Genesis Owosu s’est appuyé sur des musiciens de génie qu’il n’avait jamais rencontrés (à part le fondateur du label Ourness, son manager Andrew Kippel) avant de s’enfermer six jours durant avec eux en studio. Dans ce band aussi éphémère qu’inédit, il y avait Kirin J. Callinan à la guitare, le producteur de house Touch Sensitive à la basse, le champion du monde Julian Sudek à la batterie et enfin son manager au clavier : « Nous sommes allés dans un home studio exigu pendant six jours en jouant environ 10 heures par jour. Juste à transpirer et faire de la musique. Chacun avait son instrument, j’étais au milieu à faire des mélodies vocales et trouver des paroles. »

© Sarah Chin (The Annex)

« J’aime plonger dans le chaos, c’est excitant et amusant », confie Genesis Owusu. « Mais ça devient ennuyant de savoir ce qui arrive ensuite. Donc je veux que ça reste aussi excitant que possible pour tous, y compris moi-même. Tout du long, je n’avais aucune idée de la façon dont les choses allaient sonner. Et c’est ce que je voulais. Dans le groupe, tous les musiciens sont fous et excentriques.. » En résulte — après un an pour le parfaire — un projet époustouflant, de la pochette à la musicalité, en passant par le scénario, les textes et l’interprétation : « Avant ça, je ne faisais que des singles. Ça a été libérateur de faire cet album. C’est le seul format avec lequel j’ai eu la sensation de me représenter entièrement. »

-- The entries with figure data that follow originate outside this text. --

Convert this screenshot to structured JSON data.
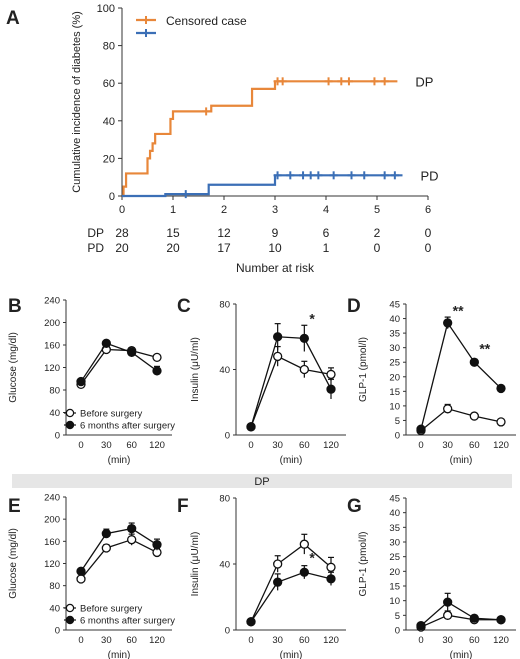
{
  "colors": {
    "dp": "#E8873A",
    "pd": "#3B6FB6",
    "axis": "#333333",
    "band": "#e6e6e6"
  },
  "band_label": "DP",
  "chart_data": [
    {
      "id": "A",
      "panel_label": "A",
      "type": "line",
      "step": true,
      "ylabel": "Cumulative incidence of diabetes (%)",
      "xlabel": "Number at risk",
      "xlim": [
        0,
        6
      ],
      "ylim": [
        0,
        100
      ],
      "x_ticks": [
        0,
        1,
        2,
        3,
        4,
        5,
        6
      ],
      "y_ticks": [
        0,
        20,
        40,
        60,
        80,
        100
      ],
      "legend": {
        "position": "top-left",
        "label": "Censored case"
      },
      "series": [
        {
          "name": "DP",
          "color_key": "dp",
          "steps": [
            [
              0,
              0
            ],
            [
              0.03,
              5
            ],
            [
              0.08,
              12
            ],
            [
              0.5,
              20
            ],
            [
              0.55,
              24
            ],
            [
              0.6,
              28
            ],
            [
              0.65,
              33
            ],
            [
              0.95,
              41
            ],
            [
              1.0,
              45
            ],
            [
              1.75,
              48
            ],
            [
              2.55,
              57
            ],
            [
              3.0,
              61
            ]
          ],
          "end_x": 5.4,
          "censored_x": [
            1.65,
            3.05,
            3.15,
            4.05,
            4.3,
            4.45,
            4.95,
            5.15
          ]
        },
        {
          "name": "PD",
          "color_key": "pd",
          "steps": [
            [
              0,
              0
            ],
            [
              0.85,
              1
            ],
            [
              1.7,
              6
            ],
            [
              3.0,
              11
            ]
          ],
          "end_x": 5.5,
          "censored_x": [
            1.25,
            3.05,
            3.3,
            3.55,
            3.7,
            3.85,
            4.15,
            4.5,
            4.75,
            5.15,
            5.35
          ]
        }
      ],
      "risk_table": {
        "title": "Number at risk",
        "rows": [
          {
            "name": "DP",
            "values": [
              "28",
              "15",
              "12",
              "9",
              "6",
              "2",
              "0"
            ]
          },
          {
            "name": "PD",
            "values": [
              "20",
              "20",
              "17",
              "10",
              "1",
              "0",
              "0"
            ]
          }
        ]
      }
    },
    {
      "id": "B",
      "panel_label": "B",
      "type": "line",
      "ylabel": "Glucose (mg/dl)",
      "xlabel": "(min)",
      "categories": [
        "0",
        "30",
        "60",
        "120"
      ],
      "ylim": [
        0,
        240
      ],
      "y_ticks": [
        0,
        40,
        80,
        120,
        160,
        200,
        240
      ],
      "legend": {
        "position": "bottom-left"
      },
      "series": [
        {
          "name": "Before surgery",
          "marker": "open",
          "values": [
            90,
            152,
            150,
            138
          ],
          "errors": [
            3,
            4,
            5,
            4
          ]
        },
        {
          "name": "6 months after surgery",
          "marker": "filled",
          "values": [
            95,
            163,
            147,
            114
          ],
          "errors": [
            3,
            4,
            8,
            8
          ]
        }
      ],
      "annotations": []
    },
    {
      "id": "C",
      "panel_label": "C",
      "type": "line",
      "ylabel": "Insulin (μU/ml)",
      "xlabel": "(min)",
      "categories": [
        "0",
        "30",
        "60",
        "120"
      ],
      "ylim": [
        0,
        80
      ],
      "y_ticks": [
        0,
        40,
        80
      ],
      "series": [
        {
          "name": "Before surgery",
          "marker": "open",
          "values": [
            5,
            48,
            40,
            37
          ],
          "errors": [
            1,
            6,
            5,
            4
          ]
        },
        {
          "name": "6 months after surgery",
          "marker": "filled",
          "values": [
            5,
            60,
            59,
            28
          ],
          "errors": [
            1,
            8,
            8,
            6
          ]
        }
      ],
      "annotations": [
        {
          "text": "*",
          "x_index": 2,
          "y": 68
        }
      ]
    },
    {
      "id": "D",
      "panel_label": "D",
      "type": "line",
      "ylabel": "GLP-1 (pmol/l)",
      "xlabel": "(min)",
      "categories": [
        "0",
        "30",
        "60",
        "120"
      ],
      "ylim": [
        0,
        45
      ],
      "y_ticks": [
        0,
        5,
        10,
        15,
        20,
        25,
        30,
        35,
        40,
        45
      ],
      "series": [
        {
          "name": "Before surgery",
          "marker": "open",
          "values": [
            1.5,
            9,
            6.5,
            4.5
          ],
          "errors": [
            0.5,
            1.5,
            1,
            0.8
          ]
        },
        {
          "name": "6 months after surgery",
          "marker": "filled",
          "values": [
            2,
            38.5,
            25,
            16
          ],
          "errors": [
            0.5,
            2,
            1,
            1
          ]
        }
      ],
      "annotations": [
        {
          "text": "**",
          "x_index": 1,
          "y": 41
        },
        {
          "text": "**",
          "x_index": 2,
          "y": 28
        }
      ]
    },
    {
      "id": "E",
      "panel_label": "E",
      "type": "line",
      "ylabel": "Glucose (mg/dl)",
      "xlabel": "(min)",
      "categories": [
        "0",
        "30",
        "60",
        "120"
      ],
      "ylim": [
        0,
        240
      ],
      "y_ticks": [
        0,
        40,
        80,
        120,
        160,
        200,
        240
      ],
      "legend": {
        "position": "bottom-left"
      },
      "series": [
        {
          "name": "Before surgery",
          "marker": "open",
          "values": [
            92,
            148,
            163,
            140
          ],
          "errors": [
            4,
            6,
            10,
            7
          ]
        },
        {
          "name": "6 months after surgery",
          "marker": "filled",
          "values": [
            106,
            174,
            183,
            154
          ],
          "errors": [
            5,
            8,
            10,
            10
          ]
        }
      ],
      "annotations": []
    },
    {
      "id": "F",
      "panel_label": "F",
      "type": "line",
      "ylabel": "Insulin (μU/ml)",
      "xlabel": "(min)",
      "categories": [
        "0",
        "30",
        "60",
        "120"
      ],
      "ylim": [
        0,
        80
      ],
      "y_ticks": [
        0,
        40,
        80
      ],
      "series": [
        {
          "name": "Before surgery",
          "marker": "open",
          "values": [
            5,
            40,
            52,
            38
          ],
          "errors": [
            1,
            5,
            6,
            6
          ]
        },
        {
          "name": "6 months after surgery",
          "marker": "filled",
          "values": [
            5,
            29,
            35,
            31
          ],
          "errors": [
            1,
            5,
            4,
            4
          ]
        }
      ],
      "annotations": [
        {
          "text": "*",
          "x_index": 2,
          "y": 41
        }
      ]
    },
    {
      "id": "G",
      "panel_label": "G",
      "type": "line",
      "ylabel": "GLP-1 (pmol/l)",
      "xlabel": "(min)",
      "categories": [
        "0",
        "30",
        "60",
        "120"
      ],
      "ylim": [
        0,
        45
      ],
      "y_ticks": [
        0,
        5,
        10,
        15,
        20,
        25,
        30,
        35,
        40,
        45
      ],
      "series": [
        {
          "name": "Before surgery",
          "marker": "open",
          "values": [
            1,
            5,
            3.5,
            3.5
          ],
          "errors": [
            0.3,
            1.5,
            0.6,
            0.6
          ]
        },
        {
          "name": "6 months after surgery",
          "marker": "filled",
          "values": [
            1.5,
            9.5,
            4,
            3.5
          ],
          "errors": [
            0.3,
            3,
            1,
            0.6
          ]
        }
      ],
      "annotations": []
    }
  ]
}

Alors que la majeure partie des artistes rêvent de jouer devant leur public, celui qui a fait son premier festival à l’âge de 15 ans aux côtés de son frère Citizen Kay, entame une tournée de 23 dates, à guichets fermés, à partir du 9 avril. À seulement 22 ans, Genesis Owusu cultive sa curiosité et sa liberté de création tout en fuyant l’ennui. Aurait-il trouvé le moyen de briller sans chaînes ? Quoi qu’il en soit, mieux vaut le suivre, avant d’être rattrapé par ses « Black Dogs » au point de ne plus différencier l’animal de compagnie du maître.

« Une récit de chiens noirs avec des laisses en or
Des destins brisées racontées avec facétie
Qui est l’animal de compagnie et qui est le maître ?
 »

« The Other Black Dog »

Smiling with No Teeth, disponible sur toutes les plateformes.